Several outbreaks of MDR-TB have been reported worldwide from hospitals (affecting patients and health-care workers [14]), the community (15), and prisons (4). In these outbreaks, MDR-TB has predominantly affected immunocompromised patients, and disease was often caused by certain strains of M. tuberculosis, in particular the W strain (16-18). This strain and its many variants (e.g., subtypes W1 [17] and U [19]), form a family lineage that shares a common genotype with the Beijing clone (20). At the molecular level, they exhibit a closely related, unique multiband IS6110-based restriction fragment-length polymorphism (RFLP) pattern and contain 9 of 43 polymorphic spacer sequences in the chromosomal DR locus by spoligotyping (21).

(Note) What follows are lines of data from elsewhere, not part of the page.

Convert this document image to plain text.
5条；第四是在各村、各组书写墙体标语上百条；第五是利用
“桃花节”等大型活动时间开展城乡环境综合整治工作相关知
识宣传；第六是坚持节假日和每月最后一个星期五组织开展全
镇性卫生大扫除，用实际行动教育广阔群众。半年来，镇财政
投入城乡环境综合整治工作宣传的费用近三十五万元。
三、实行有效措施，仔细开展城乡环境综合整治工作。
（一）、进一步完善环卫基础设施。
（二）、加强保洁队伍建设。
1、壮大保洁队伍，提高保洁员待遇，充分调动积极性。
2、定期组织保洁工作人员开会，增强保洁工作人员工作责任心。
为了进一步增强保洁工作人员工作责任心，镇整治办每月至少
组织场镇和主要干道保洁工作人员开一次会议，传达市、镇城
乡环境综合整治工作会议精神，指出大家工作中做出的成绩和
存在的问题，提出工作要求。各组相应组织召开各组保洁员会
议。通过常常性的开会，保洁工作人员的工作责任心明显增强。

We report the genotypic characterization and spread of predominantly MDR M. tuberculosis strains in a prison in Azerbaijan. Along with IS6110-based RFLP, spoligotyping, and drug-susceptibility profiles, we have determined the type of mutation in the rpoB gene responsible for resistance to rifampin (RMP).

Methods

Patients

At the beginning of the ICRC program, 65 male patients 19 to 55 years of age were included in the study. All were from Azerbaijan, and their terms of imprisonment ranged from 6 months to 20 years. Once diagnosed as having smear-positive pulmonary TB, they were transferred to the Central Penitentiary Hospital in Baku, the referral hospital for the Azerbaijan prison system. No clinical histories were available for the time before the ICRC intervention. Personal characteristics have largely been provided by the prisoners themselves (Table). Patients were classified at admission on the basis of their self-recorded anti-TB drug intake as nonresponders (patients who were treated with single or multiple drugs for >1 month and continued to be smear-positive [group A; n = 30]), new cases (smear-positive patients who had never been treated or were treated for <1 month [group B; n = 31]), and relapsed cases (patients who had active TB and were treated and considered clinically cured but became smear-positive again [group C; n = 4]).

Microbiologic Diagnosis and Drug Susceptibility Testing

Sputum specimens were analyzed for the presence of acid-fast bacilli (Ziehl-Neelsen staining) by the local microbiology laboratory, which was supervised by the ICRC. Processing of specimens, culture, and identification of M. tuberculosis were done in Zurich or Antwerp according to standard procedures (22). Susceptibility testing of M. tuberculosis to primary drugs (isoniazid, RMP, ethambutol, and pyrazinamide) plus streptomycin was performed in liquid medium by the radiometric BACTEC 460 TB system (Becton Dickinson, Sparks, MD) (23) and confirmed by the agar proportion method (22).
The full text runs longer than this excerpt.